Monogene Krankheiten, die auf dem Funktionsverlust eines Proteins beruhen, können durch viele unterschiedliche Mutationen verursacht werden. Oft liegen
Missense-Mutationen vor, welche das relevante Gen nicht vollständig zerstören, sondern zur Produktion eines veränderten Proteins mit potenzieller Restfunktion führen. Dies erklärt oft einen attenuierten Phänotyp, d. h. ein vergleichsweise weniger schweres Krankheitsbild. Das Ausmaß der Restfunktion ist dann davon abhängig, ob das mutierte Protein durch Fehlfaltung rasch abgebaut wird, oder ob es stabilisiert und dadurch in der Funktion länger erhalten werden kann.

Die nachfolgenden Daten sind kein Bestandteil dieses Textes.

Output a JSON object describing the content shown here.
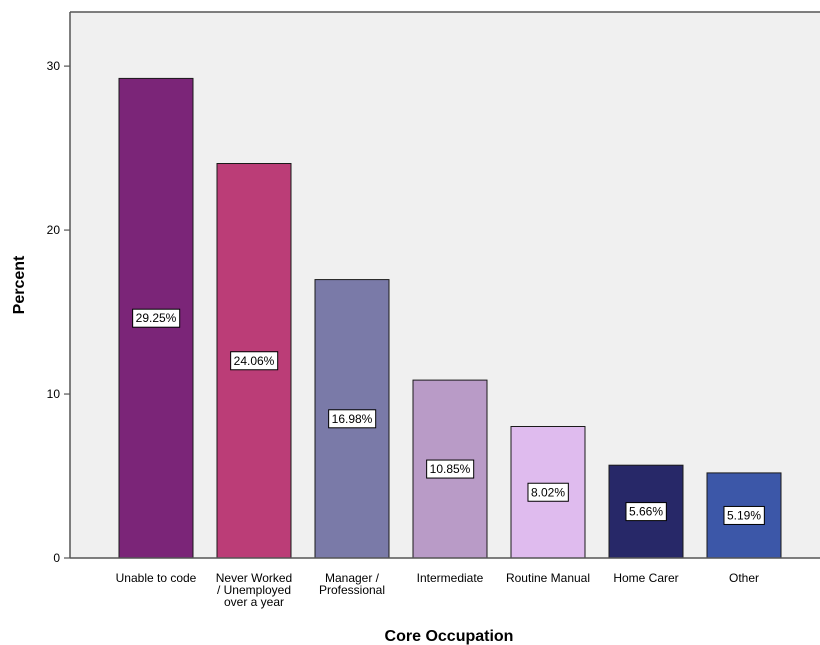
{
  "chart_data": {
    "type": "bar",
    "xlabel": "Core Occupation",
    "ylabel": "Percent",
    "ylim": [
      0,
      33.3
    ],
    "yticks": [
      0,
      10,
      20,
      30
    ],
    "grid": false,
    "categories": [
      [
        "Unable to code"
      ],
      [
        "Never Worked",
        "/ Unemployed",
        "over a year"
      ],
      [
        "Manager /",
        "Professional"
      ],
      [
        "Intermediate"
      ],
      [
        "Routine Manual"
      ],
      [
        "Home Carer"
      ],
      [
        "Other"
      ]
    ],
    "values": [
      29.25,
      24.06,
      16.98,
      10.85,
      8.02,
      5.66,
      5.19
    ],
    "data_labels": [
      "29.25%",
      "24.06%",
      "16.98%",
      "10.85%",
      "8.02%",
      "5.66%",
      "5.19%"
    ],
    "colors": [
      "#7b2578",
      "#bb3d77",
      "#7a7aa8",
      "#b99bc7",
      "#dfbbee",
      "#272868",
      "#3c57a8"
    ],
    "plot_background": "#f0f0f0"
  }
}
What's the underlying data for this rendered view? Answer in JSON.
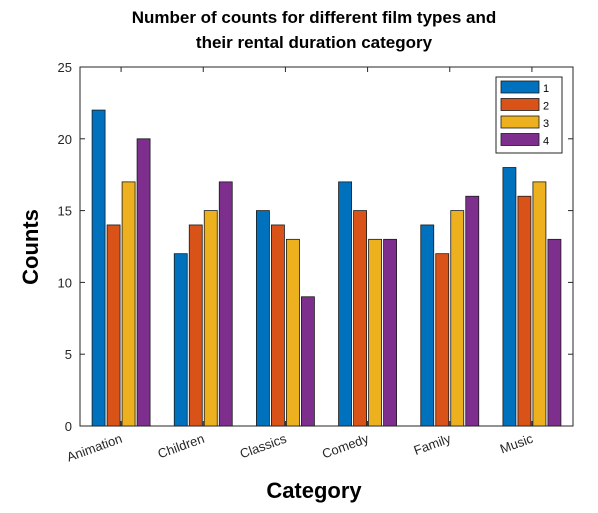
{
  "chart_data": {
    "type": "bar",
    "title": [
      "Number of counts for different film types and",
      "their rental duration category"
    ],
    "xlabel": "Category",
    "ylabel": "Counts",
    "categories": [
      "Animation",
      "Children",
      "Classics",
      "Comedy",
      "Family",
      "Music"
    ],
    "ylim": [
      0,
      25
    ],
    "yticks": [
      0,
      5,
      10,
      15,
      20,
      25
    ],
    "legend_position": "top-right",
    "grid": false,
    "series": [
      {
        "name": "1",
        "color": "#0072BD",
        "values": [
          22,
          12,
          15,
          17,
          14,
          18
        ]
      },
      {
        "name": "2",
        "color": "#D95319",
        "values": [
          14,
          14,
          14,
          15,
          12,
          16
        ]
      },
      {
        "name": "3",
        "color": "#EDB120",
        "values": [
          17,
          15,
          13,
          13,
          15,
          17
        ]
      },
      {
        "name": "4",
        "color": "#7E2F8E",
        "values": [
          20,
          17,
          9,
          13,
          16,
          13
        ]
      }
    ]
  }
}
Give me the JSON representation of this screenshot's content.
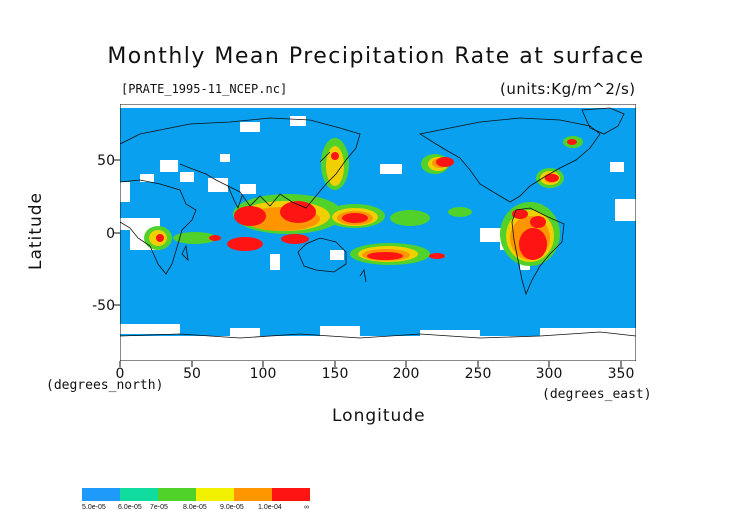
{
  "title": "Monthly Mean Precipitation Rate at surface",
  "file_label": "[PRATE_1995-11_NCEP.nc]",
  "units_label": "(units:Kg/m^2/s)",
  "y_axis": {
    "label": "Latitude",
    "unit": "(degrees_north)",
    "ticks": [
      "50",
      "0",
      "-50"
    ]
  },
  "x_axis": {
    "label": "Longitude",
    "unit": "(degrees_east)",
    "ticks": [
      "0",
      "50",
      "100",
      "150",
      "200",
      "250",
      "300",
      "350"
    ]
  },
  "legend": {
    "labels": [
      "5.0e-05",
      "6.0e-05",
      "7e-05",
      "8.0e-05",
      "9.0e-05",
      "1.0e-04",
      "∞"
    ],
    "colors": [
      "#1e9bfa",
      "#10dca0",
      "#50d22a",
      "#f0f000",
      "#ff9600",
      "#ff1414"
    ]
  },
  "colors": {
    "base": "#0aa0f0",
    "missing": "#ffffff",
    "coast": "#111111"
  }
}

Hierbei spielen
Chaperone eine zentrale Rolle, d. h. Substanzen, welche die korrekte Faltung und Assoziation von Proteinen ermöglichen bzw. beschleunigen. Pharmakologische Chaperone sind therapeutisch eingesetzte Moleküle, welche an spezifische ungefaltete Proteine binden, die Faltungsdynamik in die korrekte Richtung verschieben und auch mutierte Proteine stabilisieren können. Zu den wichtigen pharmakologischen Chaperonen gehören
Vitamine und Kofaktoren. So kann bei manchen Patienten mit Methylmalonazidurie aufgrund eines Methylmalonyl-CoA-Mutasemangels (Kap. „Organoazidurien“) eine zusätzliche orale Gabe des Kofaktors Cobalamin (Vitamin B
12) die biochemischen Befunde und den klinischen Verlauf verbessern. Bei Patienten mit milder
Phenylketonurie (PKU, Kap. „Aminoazidopathien“) führt der Kofaktor Tetrahydrobiopterin (BH
4) oft zu einer erhöhten Enzymfunktion durch Stabilisierung des mutierten Proteins. Das BH
4-Präparat Sapropterin (Kuvan®) ist als medikamentöse Therapie der BH
4-responsiven PKU zugelassen (Jahreskosten bei Erwachsenen meist über 100.000 €), ist jedoch entsprechend des Wirkmechanismus bei schweren Formen der PKU aufgrund von homozygoten oder compound-heterozygoten Nullmutationen unwirksam. Gleiches gilt für Migalastat (Galafold®), welches als orales Medikament zur Behandlung des
Morbus Fabry (Kap. „Neurodegenerative Erkrankungen der grauen Hirnsubstanz“) bei bestimmten Mutationen zugelassen ist (Jahreskosten 250–300.000 €). Pharmakologische Chaperone können auch in Kombination mit Enzymersatztherapie dazu verwendet werden, das zugefügte
Enzym zu stabilisieren und dadurch dessen Blutkonzentration zu steigern.